Azure Machine Learning model monitoring supports up to 0.00001 precision for calculations of the null value rate, data type error rate, and out-of-bounds rate.

Each machine learning model and its use cases are unique. Therefore, model monitoring is unique for each situation. The following is a list of recommended best practices for model monitoring:

  • Start model monitoring immediately after you deploy a model to production.
  • Work with data scientists that are familiar with the model to set up model monitoring. Data scientists who have insight into the model and its use cases are in the best position to recommend monitoring signals and metrics and set the right alert thresholds for each metric (to avoid alert fatigue).
  • Include multiple monitoring signals in your monitoring setup. With multiple monitoring signals, you get both a broad view and granular view of monitoring. For example, you can combine data drift and feature attribution drift signals to get an early warning about your model performance issues.
  • Use model training data as the reference data. For reference data used as the comparison baseline, Azure Machine Learning allows you to use the recent past production data or historical data (such as training data or validation data). For a meaningful comparison, we recommend that you use the training data as the comparison baseline for data drift and data quality. For prediction drift, use the validation data as the comparison baseline.
  • Specify the monitoring frequency, based on how your production data will grow over time. For example, if your production model has much traffic daily, and the daily data accumulation is sufficient for you to monitor, then you can set the monitoring frequency to daily. Otherwise, you can consider a weekly or monthly monitoring frequency, based on the growth of your production data over time.
  • Monitor the top N important features or a subset of features. If you use training data as the comparison baseline, you can easily configure data drift monitoring or data quality monitoring for the top N features. For models that have a large number of features, consider monitoring a subset of those features to reduce computation cost and monitoring noise.
  • Use the model performance signal when you have access to ground truth data. If you have access to ground truth data (also known as actuals) based on the particulars of your machine learning application, we recommended that you use the model performance signal to compare the ground truth data to your model's output. This comparison provides an objective view into the performance of your model in production.

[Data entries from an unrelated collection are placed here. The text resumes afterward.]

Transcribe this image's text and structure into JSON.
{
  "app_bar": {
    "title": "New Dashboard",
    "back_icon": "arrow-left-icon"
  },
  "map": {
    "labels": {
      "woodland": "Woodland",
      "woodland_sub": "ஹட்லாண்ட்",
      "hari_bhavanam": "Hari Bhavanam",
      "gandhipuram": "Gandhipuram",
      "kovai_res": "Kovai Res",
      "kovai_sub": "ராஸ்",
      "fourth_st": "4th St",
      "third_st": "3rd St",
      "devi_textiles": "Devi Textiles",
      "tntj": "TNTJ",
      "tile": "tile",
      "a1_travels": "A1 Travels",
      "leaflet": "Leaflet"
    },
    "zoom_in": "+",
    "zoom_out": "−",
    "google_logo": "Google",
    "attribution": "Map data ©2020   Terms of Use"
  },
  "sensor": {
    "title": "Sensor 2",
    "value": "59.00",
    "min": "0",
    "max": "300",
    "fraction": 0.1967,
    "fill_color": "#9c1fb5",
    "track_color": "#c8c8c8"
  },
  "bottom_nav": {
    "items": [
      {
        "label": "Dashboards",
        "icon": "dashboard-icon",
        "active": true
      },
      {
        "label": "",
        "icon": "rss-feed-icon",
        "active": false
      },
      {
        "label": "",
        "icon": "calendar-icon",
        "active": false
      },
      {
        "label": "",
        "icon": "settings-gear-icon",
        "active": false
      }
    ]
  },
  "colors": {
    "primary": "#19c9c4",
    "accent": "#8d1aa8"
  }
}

Model monitoring integration with Azure Event Grid

You can use events generated by Azure Machine Learning model monitoring runs to set up event-driven applications, processes, or CI/CD workflows with Azure Event Grid.

When your model monitor detects drift, data quality issues, or model performance degradation, you can track these events with Event Grid and take action programmatically. For example, if the accuracy of your classification model in production dips below a certain threshold, you can use Event Grid to begin a retraining job that uses collected ground truth data. To learn how to integrate Azure Machine Learning with Event Grid, see Perform continuous model monitoring in Azure Machine Learning.